There are many things that I could say about the current New York Times article about a surrogacy gone unfortunately, and horribly wrong. I could focus on how once again, infertility and third-party reproduction has been cast in a skewed, negative light. Even just the first sentence feels like an oily, noxious mass, a slick (and rather slimy) way of injecting jaw-dropping shock into the lead:
Unable to have a baby of her own, Amy Kehoe became her own general contractor to manufacture one.
It worked; from that very first sentence, my jaw did drop from shock, even though I expected as much from the NYT. I was ready to vomit a few lines down with:
Finally, she hired the fertility clinic, IVF Michigan, which put together her creation last December.

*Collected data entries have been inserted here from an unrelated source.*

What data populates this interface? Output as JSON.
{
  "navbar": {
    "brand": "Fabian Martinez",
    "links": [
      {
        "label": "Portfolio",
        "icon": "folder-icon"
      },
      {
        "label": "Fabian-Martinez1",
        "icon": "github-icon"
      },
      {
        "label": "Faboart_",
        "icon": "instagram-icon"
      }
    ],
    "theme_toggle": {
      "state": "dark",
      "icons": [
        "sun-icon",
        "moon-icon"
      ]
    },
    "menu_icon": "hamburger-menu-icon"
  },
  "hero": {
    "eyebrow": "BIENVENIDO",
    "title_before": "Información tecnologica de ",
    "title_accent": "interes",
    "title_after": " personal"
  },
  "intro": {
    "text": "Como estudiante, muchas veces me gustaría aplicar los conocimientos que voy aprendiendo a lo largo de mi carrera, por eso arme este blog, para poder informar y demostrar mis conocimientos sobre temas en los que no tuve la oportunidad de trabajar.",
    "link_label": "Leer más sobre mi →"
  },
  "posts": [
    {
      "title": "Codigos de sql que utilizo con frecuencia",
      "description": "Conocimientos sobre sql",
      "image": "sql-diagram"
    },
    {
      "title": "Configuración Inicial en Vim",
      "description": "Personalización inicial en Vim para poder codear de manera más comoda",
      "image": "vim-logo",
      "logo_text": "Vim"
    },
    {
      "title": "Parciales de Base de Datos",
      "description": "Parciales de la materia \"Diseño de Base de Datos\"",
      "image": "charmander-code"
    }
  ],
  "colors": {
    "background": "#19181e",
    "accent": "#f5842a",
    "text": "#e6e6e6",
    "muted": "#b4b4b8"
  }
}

As if the twins, the innocent babies caught in the middle of this issue, were nothing more than monsters put together by Frankenstein himself.
As you can expect, the article (and naturally the "why didn't they just adopt" comments that follow) are filled with other such vitriol.
But I'm not going to talk about that (Mel did a good job of it, as she always does).
What I am going to talk about is how this article — this unnecessary article that was used as a weapon of attack and misguided vindication — has struck a terrible fear into the hearts of current and future intended parents. Fear, though, when handled carefully can be a useful emotion. In some cases, fear can lead people to educate themselves better on how to increase the likelihood that they'll avoid that which they most fear. In the case of surrogacy, one of the biggest fears prospective intended parents face is "What happens when the surrogate decides to keep the baby?" Unfortunately for the Kehoes, they've had to face just this very challenge. Here's the rub, though, and the opinion of mine that might initially cause you to drop your jaw to drop — the Kehoes were not without fault in this situation, and a grave mistake on their side, I fear, played a huge part in the judge's decision to award custody to the surrogate.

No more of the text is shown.